Brennan, the defense attorney, argued, "Not one dime traded hands here, not a baseball ticket nor a glass of wine."

That can't be said of the court's former chief "judge," Fortunato Perri Sr., who pleaded guilty before the trial. He fixed tickets in exchange for porn and shellfish, a phrase I never tire of writing. (And, incidentally, a great name for a band.)

These "judges" seemed to believe there was nothing wrong with letting negligent drivers continue to drive without penalty, risking other people's safety and depriving the city of needed revenue.

Beneath the robes

The verdict perpetuates the perception that in our less-than-fair city, wallowing in corruption is no crime as long as there's no bribery.
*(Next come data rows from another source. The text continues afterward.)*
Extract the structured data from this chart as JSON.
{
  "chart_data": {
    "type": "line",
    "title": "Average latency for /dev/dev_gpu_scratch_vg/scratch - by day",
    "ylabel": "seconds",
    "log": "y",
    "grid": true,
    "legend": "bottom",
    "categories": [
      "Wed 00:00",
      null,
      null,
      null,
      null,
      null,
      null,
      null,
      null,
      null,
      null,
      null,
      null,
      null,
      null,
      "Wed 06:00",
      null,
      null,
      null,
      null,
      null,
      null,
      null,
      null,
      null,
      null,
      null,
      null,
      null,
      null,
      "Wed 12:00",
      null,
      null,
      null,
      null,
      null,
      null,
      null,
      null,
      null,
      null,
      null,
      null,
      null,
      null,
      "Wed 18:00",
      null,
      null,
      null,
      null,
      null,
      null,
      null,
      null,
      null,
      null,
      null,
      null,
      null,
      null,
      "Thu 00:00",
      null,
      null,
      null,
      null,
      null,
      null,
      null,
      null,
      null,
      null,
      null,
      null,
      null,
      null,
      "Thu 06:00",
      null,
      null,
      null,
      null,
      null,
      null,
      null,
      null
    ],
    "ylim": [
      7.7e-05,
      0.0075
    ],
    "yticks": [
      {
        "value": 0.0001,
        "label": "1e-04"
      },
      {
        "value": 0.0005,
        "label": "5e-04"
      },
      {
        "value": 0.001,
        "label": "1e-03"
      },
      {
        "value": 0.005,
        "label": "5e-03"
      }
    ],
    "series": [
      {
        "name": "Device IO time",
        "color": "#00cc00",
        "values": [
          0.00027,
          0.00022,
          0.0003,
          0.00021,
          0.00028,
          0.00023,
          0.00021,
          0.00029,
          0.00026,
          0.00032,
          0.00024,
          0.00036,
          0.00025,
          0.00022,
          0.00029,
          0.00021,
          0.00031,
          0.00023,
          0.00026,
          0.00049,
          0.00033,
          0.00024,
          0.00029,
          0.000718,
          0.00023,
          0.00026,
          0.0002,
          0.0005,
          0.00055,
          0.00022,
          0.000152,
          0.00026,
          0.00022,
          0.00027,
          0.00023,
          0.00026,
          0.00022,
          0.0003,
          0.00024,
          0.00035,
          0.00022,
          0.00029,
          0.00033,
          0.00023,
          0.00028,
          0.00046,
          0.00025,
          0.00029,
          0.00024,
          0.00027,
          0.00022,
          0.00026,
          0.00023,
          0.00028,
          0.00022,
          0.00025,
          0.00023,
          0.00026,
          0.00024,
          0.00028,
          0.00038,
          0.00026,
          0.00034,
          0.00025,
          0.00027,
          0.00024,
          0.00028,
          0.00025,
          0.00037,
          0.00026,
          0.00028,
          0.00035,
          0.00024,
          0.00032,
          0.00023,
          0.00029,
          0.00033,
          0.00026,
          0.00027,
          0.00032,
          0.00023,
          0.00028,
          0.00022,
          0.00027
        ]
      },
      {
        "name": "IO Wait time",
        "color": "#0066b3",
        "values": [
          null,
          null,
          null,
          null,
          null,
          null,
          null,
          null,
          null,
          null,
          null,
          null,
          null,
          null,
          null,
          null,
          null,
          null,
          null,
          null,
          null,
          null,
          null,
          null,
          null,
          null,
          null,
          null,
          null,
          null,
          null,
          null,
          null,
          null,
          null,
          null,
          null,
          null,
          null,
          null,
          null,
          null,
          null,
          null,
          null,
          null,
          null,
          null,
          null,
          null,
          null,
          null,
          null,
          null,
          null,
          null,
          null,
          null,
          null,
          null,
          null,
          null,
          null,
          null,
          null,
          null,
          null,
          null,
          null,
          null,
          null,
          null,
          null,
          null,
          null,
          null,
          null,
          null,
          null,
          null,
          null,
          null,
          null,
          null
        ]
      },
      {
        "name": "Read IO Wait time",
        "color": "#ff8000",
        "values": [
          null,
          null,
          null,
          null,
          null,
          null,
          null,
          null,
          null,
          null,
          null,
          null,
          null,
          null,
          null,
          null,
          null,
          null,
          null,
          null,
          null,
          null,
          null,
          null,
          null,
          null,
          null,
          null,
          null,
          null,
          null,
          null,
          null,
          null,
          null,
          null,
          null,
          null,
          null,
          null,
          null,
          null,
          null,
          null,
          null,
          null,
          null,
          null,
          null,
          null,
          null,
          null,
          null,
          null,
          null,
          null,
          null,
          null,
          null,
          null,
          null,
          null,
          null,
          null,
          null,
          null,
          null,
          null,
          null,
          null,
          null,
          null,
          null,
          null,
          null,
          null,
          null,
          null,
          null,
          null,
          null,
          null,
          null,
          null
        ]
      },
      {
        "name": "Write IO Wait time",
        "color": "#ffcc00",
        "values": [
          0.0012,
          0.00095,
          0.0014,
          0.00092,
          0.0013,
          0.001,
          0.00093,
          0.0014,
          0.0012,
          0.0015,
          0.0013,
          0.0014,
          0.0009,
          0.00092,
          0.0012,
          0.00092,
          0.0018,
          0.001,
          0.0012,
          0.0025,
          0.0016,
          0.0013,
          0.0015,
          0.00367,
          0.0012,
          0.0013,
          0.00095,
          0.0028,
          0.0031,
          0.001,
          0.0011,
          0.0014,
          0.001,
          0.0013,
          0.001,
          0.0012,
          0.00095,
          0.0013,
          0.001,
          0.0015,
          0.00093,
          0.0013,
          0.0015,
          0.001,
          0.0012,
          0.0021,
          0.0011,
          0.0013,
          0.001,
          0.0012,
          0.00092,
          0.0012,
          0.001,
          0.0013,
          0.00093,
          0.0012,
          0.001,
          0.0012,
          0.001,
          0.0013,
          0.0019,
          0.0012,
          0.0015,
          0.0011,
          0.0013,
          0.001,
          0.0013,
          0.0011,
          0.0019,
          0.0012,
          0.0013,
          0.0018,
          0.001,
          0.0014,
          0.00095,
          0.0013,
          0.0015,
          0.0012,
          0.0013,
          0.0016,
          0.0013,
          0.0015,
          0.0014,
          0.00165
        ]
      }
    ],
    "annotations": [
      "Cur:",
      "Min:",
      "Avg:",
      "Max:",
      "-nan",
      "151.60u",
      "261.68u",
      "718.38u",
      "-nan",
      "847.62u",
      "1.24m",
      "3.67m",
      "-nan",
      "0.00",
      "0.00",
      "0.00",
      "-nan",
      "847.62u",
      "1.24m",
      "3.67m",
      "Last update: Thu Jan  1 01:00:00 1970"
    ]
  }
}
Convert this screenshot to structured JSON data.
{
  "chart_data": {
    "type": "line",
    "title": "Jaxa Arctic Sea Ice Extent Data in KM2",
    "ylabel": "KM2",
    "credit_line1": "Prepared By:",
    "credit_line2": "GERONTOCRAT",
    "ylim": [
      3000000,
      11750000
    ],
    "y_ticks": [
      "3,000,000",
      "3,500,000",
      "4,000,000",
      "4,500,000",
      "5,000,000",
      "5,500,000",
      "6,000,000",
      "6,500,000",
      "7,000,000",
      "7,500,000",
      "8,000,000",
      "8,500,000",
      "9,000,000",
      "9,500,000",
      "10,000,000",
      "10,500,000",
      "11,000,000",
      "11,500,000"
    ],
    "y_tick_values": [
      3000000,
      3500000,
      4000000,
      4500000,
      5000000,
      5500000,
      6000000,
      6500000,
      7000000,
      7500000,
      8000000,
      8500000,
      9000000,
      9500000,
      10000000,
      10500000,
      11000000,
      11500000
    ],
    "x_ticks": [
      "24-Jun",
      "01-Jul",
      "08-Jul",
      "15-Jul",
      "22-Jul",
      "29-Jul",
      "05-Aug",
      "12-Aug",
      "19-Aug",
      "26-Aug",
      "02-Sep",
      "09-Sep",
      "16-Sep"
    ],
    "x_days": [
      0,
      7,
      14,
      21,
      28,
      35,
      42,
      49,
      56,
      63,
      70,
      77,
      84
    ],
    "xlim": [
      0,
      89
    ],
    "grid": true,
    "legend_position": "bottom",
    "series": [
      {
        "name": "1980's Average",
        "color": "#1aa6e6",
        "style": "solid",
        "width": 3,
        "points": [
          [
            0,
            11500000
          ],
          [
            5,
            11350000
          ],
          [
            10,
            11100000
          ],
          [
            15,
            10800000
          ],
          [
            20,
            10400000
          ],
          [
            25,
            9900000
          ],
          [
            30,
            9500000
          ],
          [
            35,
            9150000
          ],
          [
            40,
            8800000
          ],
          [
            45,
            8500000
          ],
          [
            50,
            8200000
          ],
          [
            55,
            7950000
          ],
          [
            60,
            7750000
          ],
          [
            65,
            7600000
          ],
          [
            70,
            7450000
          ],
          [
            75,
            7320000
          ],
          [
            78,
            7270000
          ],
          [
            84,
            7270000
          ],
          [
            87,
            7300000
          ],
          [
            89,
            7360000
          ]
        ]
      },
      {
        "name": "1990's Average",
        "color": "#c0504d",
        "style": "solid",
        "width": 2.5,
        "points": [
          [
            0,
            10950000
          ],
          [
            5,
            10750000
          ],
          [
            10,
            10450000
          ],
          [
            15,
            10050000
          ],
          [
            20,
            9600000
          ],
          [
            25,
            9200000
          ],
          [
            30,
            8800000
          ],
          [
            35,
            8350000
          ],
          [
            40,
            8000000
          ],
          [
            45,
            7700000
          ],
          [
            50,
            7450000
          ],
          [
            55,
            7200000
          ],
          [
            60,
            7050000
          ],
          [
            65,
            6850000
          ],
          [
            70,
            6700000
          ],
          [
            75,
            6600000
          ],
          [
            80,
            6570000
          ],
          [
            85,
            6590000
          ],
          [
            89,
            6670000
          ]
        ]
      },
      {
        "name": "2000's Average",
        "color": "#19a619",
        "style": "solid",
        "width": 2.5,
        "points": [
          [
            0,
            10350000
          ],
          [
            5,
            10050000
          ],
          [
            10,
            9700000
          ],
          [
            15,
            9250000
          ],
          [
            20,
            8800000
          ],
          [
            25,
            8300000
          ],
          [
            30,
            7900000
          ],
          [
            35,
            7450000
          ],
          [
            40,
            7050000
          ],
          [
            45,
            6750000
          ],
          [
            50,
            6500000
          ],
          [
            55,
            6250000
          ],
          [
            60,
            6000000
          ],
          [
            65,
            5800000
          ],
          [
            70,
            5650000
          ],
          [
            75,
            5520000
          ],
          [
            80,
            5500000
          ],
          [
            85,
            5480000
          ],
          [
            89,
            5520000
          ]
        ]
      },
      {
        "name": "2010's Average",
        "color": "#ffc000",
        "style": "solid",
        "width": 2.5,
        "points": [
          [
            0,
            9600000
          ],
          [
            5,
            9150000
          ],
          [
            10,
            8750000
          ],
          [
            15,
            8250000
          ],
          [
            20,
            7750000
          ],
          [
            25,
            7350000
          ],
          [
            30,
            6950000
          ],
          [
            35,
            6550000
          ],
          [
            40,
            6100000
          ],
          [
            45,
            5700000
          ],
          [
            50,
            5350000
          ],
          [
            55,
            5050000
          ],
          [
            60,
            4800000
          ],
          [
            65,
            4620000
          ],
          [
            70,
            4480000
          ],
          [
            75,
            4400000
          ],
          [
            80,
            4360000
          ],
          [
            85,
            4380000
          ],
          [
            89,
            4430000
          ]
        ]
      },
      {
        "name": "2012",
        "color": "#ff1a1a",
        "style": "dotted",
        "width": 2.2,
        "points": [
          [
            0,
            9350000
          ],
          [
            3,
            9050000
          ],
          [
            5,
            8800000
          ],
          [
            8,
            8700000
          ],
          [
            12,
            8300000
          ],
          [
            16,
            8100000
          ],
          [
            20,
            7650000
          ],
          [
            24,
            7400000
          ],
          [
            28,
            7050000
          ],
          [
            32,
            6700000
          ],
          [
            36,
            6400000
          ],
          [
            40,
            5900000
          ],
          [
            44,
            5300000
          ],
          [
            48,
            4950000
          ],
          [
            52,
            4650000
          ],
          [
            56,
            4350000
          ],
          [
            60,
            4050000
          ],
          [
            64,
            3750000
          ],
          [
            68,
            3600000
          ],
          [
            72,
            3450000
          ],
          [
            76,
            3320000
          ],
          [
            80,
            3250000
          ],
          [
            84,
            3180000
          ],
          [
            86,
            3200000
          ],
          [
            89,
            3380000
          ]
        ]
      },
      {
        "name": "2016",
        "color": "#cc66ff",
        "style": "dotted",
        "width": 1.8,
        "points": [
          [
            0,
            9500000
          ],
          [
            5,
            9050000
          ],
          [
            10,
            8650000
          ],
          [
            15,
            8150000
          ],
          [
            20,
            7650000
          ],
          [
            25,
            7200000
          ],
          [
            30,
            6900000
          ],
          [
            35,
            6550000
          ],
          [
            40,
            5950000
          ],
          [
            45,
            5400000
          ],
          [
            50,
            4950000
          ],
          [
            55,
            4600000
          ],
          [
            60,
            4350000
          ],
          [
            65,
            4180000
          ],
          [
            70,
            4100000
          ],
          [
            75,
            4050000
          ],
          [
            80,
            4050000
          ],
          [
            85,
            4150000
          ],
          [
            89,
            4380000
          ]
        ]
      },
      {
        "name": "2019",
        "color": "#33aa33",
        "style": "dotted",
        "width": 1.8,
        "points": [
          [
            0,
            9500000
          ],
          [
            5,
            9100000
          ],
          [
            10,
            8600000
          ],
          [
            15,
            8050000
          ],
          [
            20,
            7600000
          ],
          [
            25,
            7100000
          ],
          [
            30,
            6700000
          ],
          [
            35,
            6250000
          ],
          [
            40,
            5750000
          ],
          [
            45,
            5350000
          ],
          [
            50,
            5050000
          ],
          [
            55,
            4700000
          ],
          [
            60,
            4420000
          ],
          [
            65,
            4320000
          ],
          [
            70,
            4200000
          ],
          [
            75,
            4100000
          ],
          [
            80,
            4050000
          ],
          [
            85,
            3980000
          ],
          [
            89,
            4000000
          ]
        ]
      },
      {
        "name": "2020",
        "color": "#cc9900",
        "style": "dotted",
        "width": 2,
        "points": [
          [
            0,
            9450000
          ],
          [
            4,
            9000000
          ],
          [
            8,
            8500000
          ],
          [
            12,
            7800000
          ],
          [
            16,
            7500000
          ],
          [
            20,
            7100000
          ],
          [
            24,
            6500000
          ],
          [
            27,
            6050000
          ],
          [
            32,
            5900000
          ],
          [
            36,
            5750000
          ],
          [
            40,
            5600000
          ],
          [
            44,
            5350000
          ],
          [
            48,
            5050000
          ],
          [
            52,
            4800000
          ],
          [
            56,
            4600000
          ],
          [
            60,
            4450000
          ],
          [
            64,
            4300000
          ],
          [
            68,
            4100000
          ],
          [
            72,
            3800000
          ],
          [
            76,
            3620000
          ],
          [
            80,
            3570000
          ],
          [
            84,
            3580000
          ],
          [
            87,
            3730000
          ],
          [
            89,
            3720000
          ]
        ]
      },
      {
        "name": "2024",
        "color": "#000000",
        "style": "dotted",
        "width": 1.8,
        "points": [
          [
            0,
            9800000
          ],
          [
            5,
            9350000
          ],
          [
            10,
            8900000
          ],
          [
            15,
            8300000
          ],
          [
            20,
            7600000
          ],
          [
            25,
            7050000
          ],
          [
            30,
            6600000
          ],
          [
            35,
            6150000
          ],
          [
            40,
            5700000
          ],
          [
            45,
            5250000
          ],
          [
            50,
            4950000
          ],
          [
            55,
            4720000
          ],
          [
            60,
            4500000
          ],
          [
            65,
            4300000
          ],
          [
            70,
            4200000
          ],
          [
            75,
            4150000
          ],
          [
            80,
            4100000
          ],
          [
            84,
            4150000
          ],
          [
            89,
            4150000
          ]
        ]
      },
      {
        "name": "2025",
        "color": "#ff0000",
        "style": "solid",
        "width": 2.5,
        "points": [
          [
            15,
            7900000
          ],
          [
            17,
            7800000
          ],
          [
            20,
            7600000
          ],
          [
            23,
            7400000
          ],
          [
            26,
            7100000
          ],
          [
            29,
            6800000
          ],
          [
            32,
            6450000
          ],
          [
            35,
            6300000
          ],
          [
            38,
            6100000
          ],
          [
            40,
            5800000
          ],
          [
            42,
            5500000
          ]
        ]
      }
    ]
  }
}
You can stink and walk.

Defense attorneys argued that the case was more suitable for the state's Judicial Conduct Board than for criminal court. But how would the judges know how to conduct themselves when the bar was so absurdly low? Most of the traffic judges were not lawyers. They were just people who knew the right people in the Democratic Party.

Willie Singletary, who resigned after showing cellphone images of his disrobed member to a cashier, wasn't even a decent driver. At one time, he owed more than $11,000 in fines for 55 traffic violations, including driving recklessly and without a license. His license was suspended in 2011, while he was still "adjudicating," because he had not paid his fines, a case of "Do as I rule, not as I drive."

Former Judge Thomasine Tynes, who was convicted of perjury, has acknowledged accepting a $2,000 Tiffany bracelet from a lobbyist in an aborted sting, the political and legal hot potato that was tossed by Attorney General Kathleen Kane and revived by District Attorney Seth Williams (two officials you don't want to invite to the same dinner party).

Fortunately for us suckers, Traffic "Court" is no more. The people who knew somebody, who had a hookup or a generous supply of porn and shellfish, may think this stinks, but that's the way it is.